WASHINGTON: US- Pakistan talks for finding a common ground in Afghanistan have moved away from exchanging allegations into a phase of quiet diplomacy aimed at resolving differences, claim Pakistani and US officials.
The officials confirmed that the two countries had held a series of meetings before and after US Defence Secretary James Mattis’s Dec 4 visit to Islamabad, reflecting the mutual desire to improve ties. Talking to the Pakistani media in Washington, Ambassador Aizaz Ahmad Chaudhary said that Secretary Mattis’s visit had a positive impact on efforts to rebuild the relationship.
And Pentagon’s chief spokesperson Dana White said at a news briefing last week that Mr Mattis visited Islamabad to find a common ground with Pakistan.
“It’s in the interests of Pakistan, the US and the region to ensure that we can encourage that Afghanistan has a political reconciliation.
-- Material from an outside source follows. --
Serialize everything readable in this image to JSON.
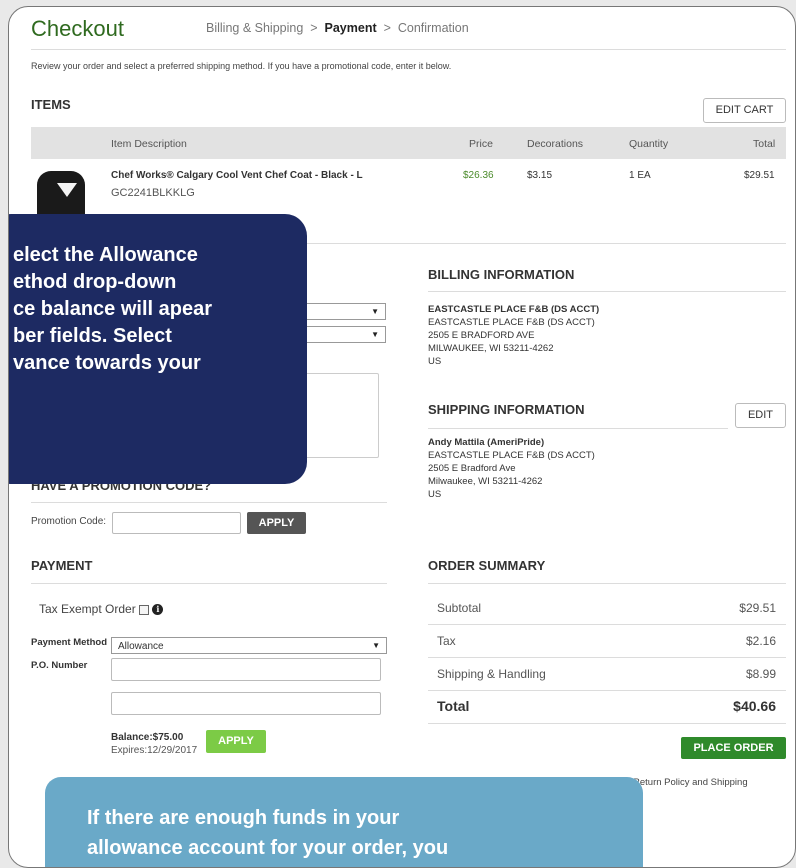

So we’ll look for ways to work with Pakistanis to find that common ground and move forward,” she said.
Reports in the US media also noted that during the visit the United States did not repeat its allegation that Pakistan was providing safe havens to the Haqqani network for carrying out attacks into Afghanistan.
Pakistanis also did not say that the United States was trying to hide its failures in Afghanistan by blaming Pakistan, the media added.
Diplomatic observers in Washington say that this change is quite noticeable, when compared with the rhetoric that followed President Donald Trump’s Aug 21 announcement of his new strategy for Afghanistan. A military defeat that forces the Taliban to cooperate with Kabul is the key component of this strategy.
While Pakistan supports reconciliation between the Afghan government and Taliban, it warns that there’s no military solution to the Afghan conflict.
Soon after President Trump’s speech, the US media reported that his administration was considering proposals to declare Pakistan a state sponsor of terrorism, to expand drone attacks into Pakistan’s settled areas and to expunge Pakistan from its list of major non-NATO allies.
Secretary Mattis, however, did not repeat any of these threats before, during or after his visit to Islamabad. In fact, he refused to do so even when prodded by the media.